In my lifetime, I have experienced the deaths of two people very close to me. First was my father and second was my daughter.
My father loved to fish and golf. Every winter, he would leave the harsh cold of Iowa and head down to Brownsville, TX, to spend time with his sister, fish and golf every chance he had. It was not unusual for him to golf twice daily – once in the morning and again in the afternoon. One day in December of 2004, he was on the golf course and, immediately after teeing off, he simply dropped dead. He was 72. It was too early in life to have left us for good. However, we should all be so lucky to have the chance to leave this world doing what we most love to do.
Since he died away from home and my sister was mostly in charge of making the arrangements, the decision was made to have him cremated in Texas. My brother drove down to pick up his cremains and, shortly after, we held a memorial service for him. And it was done. No chance to view his body and no chance to say a proper goodbye.
I never thought I would be affected by this lack of closure until I experienced the urge to pick up the phone and call my dad. I wanted to ask for his advice or tell him about something going on in my life, only to suddenly remember that I could no longer talk to him. It took a while for my mind to catch up with what my heart was telling me. I now know that the reason for this disconnect is because I did not get to say goodbye.
The second time, my world was turned upside down by the death of my daughter. It was a sudden and tragic death. She was only 20 years old. I could go on and on about her but I will save my thoughts and feelings about the loss of a child for another day.

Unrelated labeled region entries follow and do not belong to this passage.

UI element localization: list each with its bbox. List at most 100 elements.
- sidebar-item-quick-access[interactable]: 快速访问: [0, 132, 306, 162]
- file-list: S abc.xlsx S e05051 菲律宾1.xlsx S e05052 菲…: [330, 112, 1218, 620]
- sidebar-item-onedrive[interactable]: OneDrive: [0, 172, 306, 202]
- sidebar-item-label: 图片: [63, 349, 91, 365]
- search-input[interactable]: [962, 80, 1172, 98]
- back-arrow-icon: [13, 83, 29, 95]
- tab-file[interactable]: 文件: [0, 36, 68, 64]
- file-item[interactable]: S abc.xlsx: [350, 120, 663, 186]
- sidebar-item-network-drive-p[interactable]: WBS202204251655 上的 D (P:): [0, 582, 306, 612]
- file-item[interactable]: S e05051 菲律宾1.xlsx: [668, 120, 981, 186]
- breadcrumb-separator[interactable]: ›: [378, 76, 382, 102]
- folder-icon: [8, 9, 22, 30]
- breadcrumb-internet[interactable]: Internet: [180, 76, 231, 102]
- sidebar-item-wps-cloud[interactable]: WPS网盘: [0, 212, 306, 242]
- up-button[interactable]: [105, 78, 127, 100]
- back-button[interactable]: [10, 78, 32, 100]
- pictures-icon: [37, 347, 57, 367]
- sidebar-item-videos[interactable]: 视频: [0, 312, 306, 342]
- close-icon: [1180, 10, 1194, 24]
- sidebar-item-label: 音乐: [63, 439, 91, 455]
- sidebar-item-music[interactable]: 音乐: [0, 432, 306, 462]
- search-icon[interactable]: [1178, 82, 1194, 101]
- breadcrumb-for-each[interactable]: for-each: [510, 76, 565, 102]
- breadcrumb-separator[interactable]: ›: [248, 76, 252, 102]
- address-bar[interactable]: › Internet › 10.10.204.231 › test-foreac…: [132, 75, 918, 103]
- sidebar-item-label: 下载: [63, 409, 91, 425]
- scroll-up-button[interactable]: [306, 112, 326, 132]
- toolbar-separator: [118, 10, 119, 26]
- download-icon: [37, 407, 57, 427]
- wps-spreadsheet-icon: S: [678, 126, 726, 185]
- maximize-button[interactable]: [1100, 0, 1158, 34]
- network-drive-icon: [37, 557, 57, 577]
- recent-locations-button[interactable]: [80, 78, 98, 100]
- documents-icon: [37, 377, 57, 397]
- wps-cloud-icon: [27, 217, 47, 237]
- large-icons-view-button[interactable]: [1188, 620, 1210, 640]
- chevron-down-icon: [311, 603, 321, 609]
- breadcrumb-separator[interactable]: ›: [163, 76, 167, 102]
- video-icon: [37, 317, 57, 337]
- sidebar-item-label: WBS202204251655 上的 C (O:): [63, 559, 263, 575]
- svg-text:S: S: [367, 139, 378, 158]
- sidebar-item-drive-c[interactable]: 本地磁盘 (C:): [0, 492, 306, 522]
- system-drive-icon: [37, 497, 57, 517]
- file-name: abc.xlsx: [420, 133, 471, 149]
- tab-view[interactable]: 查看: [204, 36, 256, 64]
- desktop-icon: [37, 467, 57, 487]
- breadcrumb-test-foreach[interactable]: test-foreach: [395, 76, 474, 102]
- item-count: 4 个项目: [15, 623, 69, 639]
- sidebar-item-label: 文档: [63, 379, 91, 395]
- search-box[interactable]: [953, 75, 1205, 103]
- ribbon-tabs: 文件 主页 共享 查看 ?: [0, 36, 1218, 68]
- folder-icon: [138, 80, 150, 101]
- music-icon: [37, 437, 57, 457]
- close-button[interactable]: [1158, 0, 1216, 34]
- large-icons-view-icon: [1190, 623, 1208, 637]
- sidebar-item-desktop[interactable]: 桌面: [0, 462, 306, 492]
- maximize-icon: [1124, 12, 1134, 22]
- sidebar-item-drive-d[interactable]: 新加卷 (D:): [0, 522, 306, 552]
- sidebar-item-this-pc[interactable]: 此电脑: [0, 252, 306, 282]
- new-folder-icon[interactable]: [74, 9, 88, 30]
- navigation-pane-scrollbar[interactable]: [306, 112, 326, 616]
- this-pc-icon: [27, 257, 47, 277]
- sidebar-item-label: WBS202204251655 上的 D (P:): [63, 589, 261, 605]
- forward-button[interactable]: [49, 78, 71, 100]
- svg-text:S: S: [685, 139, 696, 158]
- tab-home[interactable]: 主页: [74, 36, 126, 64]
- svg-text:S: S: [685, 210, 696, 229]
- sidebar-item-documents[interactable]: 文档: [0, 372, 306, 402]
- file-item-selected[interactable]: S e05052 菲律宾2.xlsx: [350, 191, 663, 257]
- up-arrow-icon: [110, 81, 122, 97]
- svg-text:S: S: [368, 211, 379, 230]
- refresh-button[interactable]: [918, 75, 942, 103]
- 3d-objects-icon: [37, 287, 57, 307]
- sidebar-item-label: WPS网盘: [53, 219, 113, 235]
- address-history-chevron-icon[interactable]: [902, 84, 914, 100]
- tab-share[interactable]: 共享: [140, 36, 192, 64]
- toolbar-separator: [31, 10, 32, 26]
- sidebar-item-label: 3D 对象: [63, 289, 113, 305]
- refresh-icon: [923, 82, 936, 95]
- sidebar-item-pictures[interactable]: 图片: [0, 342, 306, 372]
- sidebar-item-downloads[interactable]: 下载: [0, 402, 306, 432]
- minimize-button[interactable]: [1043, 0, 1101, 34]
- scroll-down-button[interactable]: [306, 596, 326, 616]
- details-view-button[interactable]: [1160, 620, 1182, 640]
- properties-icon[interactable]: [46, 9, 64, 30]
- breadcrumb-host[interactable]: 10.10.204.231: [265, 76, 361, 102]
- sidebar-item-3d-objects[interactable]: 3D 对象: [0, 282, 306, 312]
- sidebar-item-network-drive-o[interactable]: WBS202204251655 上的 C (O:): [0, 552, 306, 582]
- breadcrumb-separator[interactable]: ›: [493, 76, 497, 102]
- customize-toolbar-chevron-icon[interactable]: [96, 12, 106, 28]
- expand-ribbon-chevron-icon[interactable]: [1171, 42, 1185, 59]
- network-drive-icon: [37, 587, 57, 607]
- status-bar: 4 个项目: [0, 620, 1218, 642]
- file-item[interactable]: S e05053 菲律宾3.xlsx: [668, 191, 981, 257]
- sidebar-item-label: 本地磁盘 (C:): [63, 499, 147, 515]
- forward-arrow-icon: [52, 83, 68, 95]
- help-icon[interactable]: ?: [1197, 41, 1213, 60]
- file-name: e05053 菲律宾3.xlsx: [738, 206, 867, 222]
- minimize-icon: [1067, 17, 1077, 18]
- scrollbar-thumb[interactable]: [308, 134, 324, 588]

When my daughter died, it was a cold January day in Iowa. I remember sitting at the funeral home, knowing she was there in another room. I was there with her father, brothers and fiancé. Many choices were made and many tears were shed. We were trying to decide what would be the best way to honor her life and help all of her family and friends be able to say goodbye. I knew in my heart that I did not want to put my sweet daughter in the cold January ground. I wanted to have her with me in death even as she was in life.
So again, the choice was made to cremate my daughter just as we had cremated my father nine years before. But, there was a difference. When my dad died, I would describe his service as a direct cremation. Nothing else was done to allow for a visitation or time spent with him. The funeral director never asked or gave us any other alternatives.
I knew that would not be right for my daughter, and the funeral director also knew it would not be right for us. So, she told me that our family would be welcome at the funeral home all day that Saturday. We would welcome other guests, family members and friends at a visitation on Sunday, and that Monday would be her final service. Everyone who needed to say goodbye had the chance to do so. At the end of those three days, I took my daughter home in a beautiful lavender urn that the funeral director helped us to pick out for her. Did it make it easier? Absolutely not. But if we had not been allowed to take the time we needed, I can’t imagine the increase of emotional issues and heartaches we would all be feeling well into the future.
So, help families take the time to say goodbye. It is so much more important than you can ever imagine. Help your families understand that, without that final goodbye, their families could regret something that cannot be undone. If they say they want direct cremation, don’t be afraid to ask what that means to them and how they want to honor the life of the person they love.
Loss is never easy, saying goodbye and grieving with the support of family and friends around us helps to lessen the pain and look toward healing in the future.